Investors critical of expanded corporate purpose
- October 23, 2019
- Posted by: Hood & Strong
- Category: Uncategorized
In August, the Business Roundtable (BR) revised its statement of purpose. Its members decided that serving shareholders will no longer be the main purpose of their corporations. Instead, they’ve expanded the scope to include customers, employees, suppliers and communities. Here’s why investors are concerned about the shifting corporate mindset — and how it could potentially affect financial reporting and directors’ legal obligations.
The BR is an association of CEOs of America’s largest companies, with more than 15 million employees and $7 trillion in annual revenues. Its new statement of purpose calls for corporations to strive to:
- Deliver value to customers,
- Invest in employees,
- Deal fairly and ethically with suppliers,
- Support their communities, and
- Generate long-term value for shareholders.
In a recent blog, the BR reaffirmed members’ commitment to shareholders. The blog says, “We fully expect that shareholders will continue to hold companies accountable if they fail to generate long-term returns. However, our companies are also challenging themselves to do more.”
Investors vs. CEOs
Investors have increasingly demanded more and better social responsibility from corporations. However, the Council of Institutional Investors (CII) took issue with the characterization of shareholders as providers of capital rather than as owners. The CII, which represents pension funds, endowments and charities with combined assets of more than $4 trillion, criticized that the BR statement undercuts board and CEO accountability to shareholders.
“[The CII] believes boards and managers need to sustain a focus on long-term shareholder value,” said Executive Director Kenneth Bertsch. “To achieve long-term shareholder value, it is critical to respect stakeholders, but also to have clear accountability to company owners.”
The BR said it would be accountable to all of its stakeholders. But the CII responded that accountability to everyone means accountability to no one. The CII contends that government, not companies, should shoulder the responsibility of addressing societal objectives with limited or no connection to long-term shareholder value.
“While it is important for boards and management to have and articulate long-term vision, and sustain focus on the long-term strategy where they have strong conviction, a fundamental strength of the U.S. economy has been and continues to be efficient allocation of equity capital,” the CII added. “If ‘stakeholder governance’ and ‘sustainability’ become hiding places for poor management, or for stalling needed change, the economy more generally will lose out.”
It’s also unclear how CEOs will resolve matters if the best interests of any stakeholder conflict with those of shareholders. The BR’s recent blog answered that concern, stating that, “while we acknowledge that different stakeholders may have competing interests in the short term, it is important to recognize that the interests of all stakeholders are inseparable in the long term.”

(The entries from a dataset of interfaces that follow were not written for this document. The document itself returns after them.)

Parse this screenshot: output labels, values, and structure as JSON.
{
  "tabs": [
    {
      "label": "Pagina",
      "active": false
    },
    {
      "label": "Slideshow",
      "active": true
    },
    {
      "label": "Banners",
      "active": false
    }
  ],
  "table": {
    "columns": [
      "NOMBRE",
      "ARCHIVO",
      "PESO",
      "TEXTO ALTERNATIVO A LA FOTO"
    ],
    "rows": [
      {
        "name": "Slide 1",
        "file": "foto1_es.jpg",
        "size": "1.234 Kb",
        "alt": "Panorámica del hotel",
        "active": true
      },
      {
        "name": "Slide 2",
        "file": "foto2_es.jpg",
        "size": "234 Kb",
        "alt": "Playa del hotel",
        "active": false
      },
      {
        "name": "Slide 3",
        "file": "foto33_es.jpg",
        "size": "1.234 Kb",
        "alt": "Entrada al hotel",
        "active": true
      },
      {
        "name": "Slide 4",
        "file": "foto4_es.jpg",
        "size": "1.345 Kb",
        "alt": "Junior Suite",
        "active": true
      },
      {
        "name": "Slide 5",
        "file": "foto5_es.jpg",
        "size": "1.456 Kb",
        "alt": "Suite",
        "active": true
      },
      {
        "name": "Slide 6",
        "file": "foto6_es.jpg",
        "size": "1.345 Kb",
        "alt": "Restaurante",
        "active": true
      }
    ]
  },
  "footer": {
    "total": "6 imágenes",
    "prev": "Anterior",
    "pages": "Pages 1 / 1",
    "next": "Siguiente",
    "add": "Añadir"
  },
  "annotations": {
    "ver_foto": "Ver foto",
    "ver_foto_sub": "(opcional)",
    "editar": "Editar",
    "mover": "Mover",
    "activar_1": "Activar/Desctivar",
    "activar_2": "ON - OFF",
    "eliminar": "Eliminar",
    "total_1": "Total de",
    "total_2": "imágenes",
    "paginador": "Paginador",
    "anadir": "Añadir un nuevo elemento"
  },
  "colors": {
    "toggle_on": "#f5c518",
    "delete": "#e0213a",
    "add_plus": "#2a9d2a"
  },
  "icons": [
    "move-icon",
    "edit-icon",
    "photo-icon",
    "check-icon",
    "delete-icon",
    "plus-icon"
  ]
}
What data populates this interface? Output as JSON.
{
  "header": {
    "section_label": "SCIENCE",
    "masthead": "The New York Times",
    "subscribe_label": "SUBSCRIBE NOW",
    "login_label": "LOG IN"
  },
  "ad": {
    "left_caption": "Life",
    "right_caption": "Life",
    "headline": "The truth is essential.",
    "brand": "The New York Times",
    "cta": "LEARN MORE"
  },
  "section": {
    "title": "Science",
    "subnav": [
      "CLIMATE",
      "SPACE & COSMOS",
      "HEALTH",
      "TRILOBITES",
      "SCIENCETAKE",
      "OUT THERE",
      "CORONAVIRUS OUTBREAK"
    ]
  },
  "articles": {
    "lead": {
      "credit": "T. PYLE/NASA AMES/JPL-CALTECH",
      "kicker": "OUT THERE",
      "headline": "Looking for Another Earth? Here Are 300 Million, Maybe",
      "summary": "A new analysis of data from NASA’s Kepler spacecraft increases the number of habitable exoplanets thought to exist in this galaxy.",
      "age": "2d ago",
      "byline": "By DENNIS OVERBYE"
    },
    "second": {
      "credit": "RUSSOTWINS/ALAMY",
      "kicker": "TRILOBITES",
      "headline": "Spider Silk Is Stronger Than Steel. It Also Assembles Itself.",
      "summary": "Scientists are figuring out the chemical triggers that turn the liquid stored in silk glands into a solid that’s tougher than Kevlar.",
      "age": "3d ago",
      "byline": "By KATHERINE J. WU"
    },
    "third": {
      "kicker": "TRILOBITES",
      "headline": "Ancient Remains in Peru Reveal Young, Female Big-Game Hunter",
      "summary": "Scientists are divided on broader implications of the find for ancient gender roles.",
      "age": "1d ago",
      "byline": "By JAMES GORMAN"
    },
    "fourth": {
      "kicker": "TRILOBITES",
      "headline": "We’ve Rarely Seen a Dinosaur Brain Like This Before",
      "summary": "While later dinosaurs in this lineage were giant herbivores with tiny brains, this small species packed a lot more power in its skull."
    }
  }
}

For example, when a company decides to raise the minimum wage of its employees, it may initially affect short-term profits. But, in the long term, the new policies may provide a substantial value to the company because it attracts and retains employees.
Link to ESG disclosures
Some legal experts think that the new BR statement could potentially affect corporate disclosure of environmental, social and governance (ESG) matters and board of directors’ fiduciary duties. They hypothesize that the BR’s new statement of purpose could fuel investors’ expectations for more-detailed ESG disclosures about human capital management, political lobbying and spending, and climate change.
The BR statement doesn’t alter a director’s duty of care — that’s in the hands of legislatures and courts. But it could evolve into a separate duty that would require boards to balance duties to the corporation and its shareholders with its duties to other stakeholders.
The BR statement also doesn’t affect the business judgment rule. As long as directors act in good faith, on a fully informed basis, and aren’t grossly negligent when making decisions, they should be protected under the law.
Even if your company isn’t large enough to be part of the BR, the tides are changing. In the 21st century, corporations must consider social responsibility when making decisions and reporting financial performance.
Sidebar: Auditing sustainability: How to determine materiality
The Business Roundtable’s (BR’s) expanded statement of purpose is expected to lead to more disclosures about environmental, social and governance issues. (See the main article.) But, when CPAs attest to subject matters that can’t be measured — such as sustainability programs, employee education initiatives or fair labor practices — how do they determine materiality?
That question is at the heart of a recent AICPA discussion paper, “Materiality Considerations for Attestation Engagements Involving Aspects of Subject Matters That Cannot Be Quantitatively Measured.” Comments on the paper are due by October 31.
“In today’s world, stakeholders are placing great importance on information about an entity in addition to that which is traditionally provided in historical financial statements,” said AICPA Chief Auditor Robert Dohrer. “When providing assurance services, it’s important that practitioners understand what information will most significantly impact stakeholders’ decision-making process, which is central to a practitioner’s consideration of engagement materiality. In that spirit, we are asking for comments about how users of such information and practitioners consider ‘materiality’ with respect to subject matter that cannot be quantitatively measured.”
Under the expanded BR statement, the term “stakeholders” could refer to more than just investors. It also could mean customers, employees, suppliers and communities ― a lot of groups to consider when determining materiality.